For a long moment, Patrick stared at me. "Aye," he said quietly.
"Hells yeah," said David, and he gave a nod of his head.
"Well," I continued, "the night of this day I actually bought heroin to soak up the wounds, so to speak, and went out to this cemetery in town - Rochester Cemetery. It had a few empty and open tombs, and so I crawled in one, shot up, passed out. And actually," the memory made me chuckle, despite myself, "before I did lose consciousness, I thought I saw one of the broken cement angels come and lean down and look at me." I took a drag off of my cigarette. "Yeah... I was pretty fucked over that night."
David and Marshall seemed to be noticing me as a person for the first time. It was so odd, for me - the honesty. But I continued, because I wanted to watch Patrick forget the last eight hours, even if only for a minute.
"The next day, though - it was like eleven in the morning - I woke up, and I look up out of the tomb, and there are these four women staring down at me, two on each side. They scared the shit out of me. They were actually dre
ssed from head to toe in 1920s clothes. You know, those baggy, black dresses. The headbands. Everything like slinky and sparkling. And one of them, an older woman - I'd say in her fifties or sixties - with red hair," I pointed to Patrick, "but dyed, obviously, she reached down in the crypt, and pulled me up by the arm till I got out of the tomb.
"She, like, dusts me off," I paused, remembering her brushing me, "tells me her name is Margaret, and that the reason each of them is dressed in 1920s gear is because she was there for her niece's wedding. It was 20s themed. There was this church just up the hill from Rochester Cemetery. Apparently, they had been following the peacocks around, then decided to look at the massive angel sculptures, and they found me there.
"She told me I looked like hell."
All three of them chuckled.
"Then, of all things, this woman - Margaret - invites me back to get some food at the wedding, and I am like, 'Hell no.' But she won't take 'no' for an answer. She actually grabs my arm and starts walking me there. Frankly, I was too out of it to resist."
I shook my head like I was relenting. "Though, I did have the wherewithal to make sure my jacket covered my arms at all times. Nobody saw my track marks." I looked to the three of them, making sure this side note didn't lose them.

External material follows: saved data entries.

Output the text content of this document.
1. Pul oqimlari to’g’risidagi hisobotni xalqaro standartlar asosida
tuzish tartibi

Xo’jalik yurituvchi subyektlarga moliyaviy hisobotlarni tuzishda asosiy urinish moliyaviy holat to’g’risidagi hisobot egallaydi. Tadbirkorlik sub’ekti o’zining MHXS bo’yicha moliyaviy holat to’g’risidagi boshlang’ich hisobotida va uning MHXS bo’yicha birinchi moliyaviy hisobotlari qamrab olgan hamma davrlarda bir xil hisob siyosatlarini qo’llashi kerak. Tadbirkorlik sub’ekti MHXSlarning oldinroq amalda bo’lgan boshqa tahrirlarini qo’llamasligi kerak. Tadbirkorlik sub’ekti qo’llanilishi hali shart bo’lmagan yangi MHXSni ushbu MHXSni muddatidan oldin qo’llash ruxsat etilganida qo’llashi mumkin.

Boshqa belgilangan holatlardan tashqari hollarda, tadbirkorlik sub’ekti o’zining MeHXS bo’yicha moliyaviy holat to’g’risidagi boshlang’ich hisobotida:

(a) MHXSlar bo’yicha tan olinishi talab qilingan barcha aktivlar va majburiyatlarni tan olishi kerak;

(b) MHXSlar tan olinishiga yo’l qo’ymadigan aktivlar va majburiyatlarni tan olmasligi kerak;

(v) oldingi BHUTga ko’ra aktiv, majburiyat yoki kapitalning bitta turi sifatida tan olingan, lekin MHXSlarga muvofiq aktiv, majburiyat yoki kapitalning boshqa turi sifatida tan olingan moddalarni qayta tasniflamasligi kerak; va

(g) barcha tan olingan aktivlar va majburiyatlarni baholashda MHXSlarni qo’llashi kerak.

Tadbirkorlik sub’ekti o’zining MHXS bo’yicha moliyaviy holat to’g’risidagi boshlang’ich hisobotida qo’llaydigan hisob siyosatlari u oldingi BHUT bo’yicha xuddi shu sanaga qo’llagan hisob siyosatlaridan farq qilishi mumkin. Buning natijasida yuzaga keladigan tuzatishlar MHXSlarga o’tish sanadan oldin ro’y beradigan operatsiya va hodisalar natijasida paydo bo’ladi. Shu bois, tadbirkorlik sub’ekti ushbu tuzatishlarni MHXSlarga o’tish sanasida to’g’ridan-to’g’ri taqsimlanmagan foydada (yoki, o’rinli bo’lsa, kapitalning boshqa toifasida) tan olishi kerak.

"In any case, we get to the church, and I get inside, and it's beautiful. It's one of those older buildings that smells like sweet wood. And it's painted white, hardwood floors, sky blue drapes, peacock feathers everywhere for decoration - on the table, in the windows, with the flowers everywhere. There are people crowded all around, and some glance at me, some stare, some - I swear - almost grimace when they see me. I know I looked like shit. All of them," I cut my hand through the air "in 1920's clothes. Vests and fedoras and pocket watches and shiny black shoes. And there's swing music playing in all the rooms. They have the fireplaces lit, and the champagne is sparkling. It was, actually... fantastic. I really, really should not have been there." I stopped to think about that for a moment, and it surprised me that the truth of it pained me. It had been so many years, I thought the memory had grown cold.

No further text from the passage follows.